Dalam ayat yang mulia di atas terdapat pernyataan tegas bahwa riba adalah haram, yang diharamkan oleh Allah Yang memiliki seluruh kerajaan, Yang hanya bagiNya semata putusan hu-kum dan kepada syari’atNya tempat berhukum.

Dalam ayat yang lain setelah ayat tersebut, Allah Ta’ala juga telah menjelaskan bahwa mengambil riba berarti memaklumatkan perang terhadap Allah dan RasulNya, sebagaimana firmanNya,

“Hai orang-orang yang beriman, bertakwalah kepada Allah dan tinggalkan sisa riba (yang belum dipungut) jika kamu orang-orang yang beriman. Maka jika kamu tidak mengerjakan (meninggalkan sisa riba) maka ketahuilah bahwa Allah dan RasulNya akan meme-rangimu. Dan jika kamu bertaubat (dari pengambilan riba), maka bagimu pokok hartamu; kamu tidak menganiaya dan tidak (pula) dianiaya.” (Al-Baqarah: 278-279).

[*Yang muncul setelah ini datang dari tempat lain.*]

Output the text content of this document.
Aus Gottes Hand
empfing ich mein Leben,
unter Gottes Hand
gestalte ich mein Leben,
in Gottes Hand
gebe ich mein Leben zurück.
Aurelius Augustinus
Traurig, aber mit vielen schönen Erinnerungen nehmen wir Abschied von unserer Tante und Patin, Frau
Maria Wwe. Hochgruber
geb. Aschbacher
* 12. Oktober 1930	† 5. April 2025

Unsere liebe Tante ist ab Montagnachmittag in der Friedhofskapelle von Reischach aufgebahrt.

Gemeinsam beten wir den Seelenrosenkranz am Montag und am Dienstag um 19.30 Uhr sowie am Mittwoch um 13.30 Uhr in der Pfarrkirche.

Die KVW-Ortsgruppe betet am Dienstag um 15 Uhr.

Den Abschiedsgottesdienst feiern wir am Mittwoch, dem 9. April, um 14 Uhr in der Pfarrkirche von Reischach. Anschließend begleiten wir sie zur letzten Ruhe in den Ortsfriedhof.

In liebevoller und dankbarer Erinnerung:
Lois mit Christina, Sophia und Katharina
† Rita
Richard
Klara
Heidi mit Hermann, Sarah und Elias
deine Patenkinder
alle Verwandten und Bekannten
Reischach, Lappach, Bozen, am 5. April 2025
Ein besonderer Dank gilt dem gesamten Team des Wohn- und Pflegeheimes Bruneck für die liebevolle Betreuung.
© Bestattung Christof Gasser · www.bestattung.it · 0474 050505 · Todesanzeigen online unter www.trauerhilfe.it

Sedangkan di dalam kitab Shahih Muslim dari hadits yang diriwayatkan oleh Jabir bin Abdullah , dia berkata:

لَعَنَ رَسُوْلُ اللهِ آكِلَ الرِّبَا وَمُؤَكِّلَهُ وَكَاتِبَهُ وَشَاهِدَيْهِ وَقَالَ هُمْ سَوَاءٌ

“Rasulullah SAW telah melaknat pemakan riba, pemberi makan dengannya, penulisnya dan kedua saksinya. Beliau mengatakan, “Mereka itu sama saja’.”

Makna “Laknat” adalah terusir dan jauh dari rahmat Allah, demikian ditafsirkan oleh para ulama. Jadi, dalam kedua ayat yang mulia dan hadits di atas terdapat petunjuk yang amat jelas dan tegas bahwa riba termasuk dosa besar. Di dalam hadits, khu-susnya, terdapat petunjuk bahwa orang yang membantu melakukan riba, baik dengan cara mencatatkan atau bersaksi tercakup ke dalam laknat tersebut, sama seperti laknat yang ditujukan kepada pemakan dan pemberi makannya. Dengan demikian, jelaslah apa hukum bekerja di bidang apapun yang dapat dinyatakan sebagai pengukuhan terhadap riba, baik dengan mencatatkan ataupun sebagai saksi.

Sedangkan peran para ulama dan para dai terhadap hal semacam ini dan selainnya yang tidak asing lagi bagi kaum mus-limin dan amat mendesak hajat kepada penjelasan tentangnya dan peringatan terhadapnya adalah merupakan kewajiban yang besar dan tanggung jawab yang demikian berat karena Allah mengemban-kan ilmu ke pundak mereka agar menjelaskannya kepada manusia. Kita memohon kepada Allah agar menolong kita dan saudara-saudara kita untuk melakukan hal yang bermaslahat bagi para hambaNya, baik di dalam kehidupan dunia maupun di akhirat kelak.

Ditulis oleh Muhammad bin Shalih al-Utsaimin, pada tanggal 9-7-1412 H.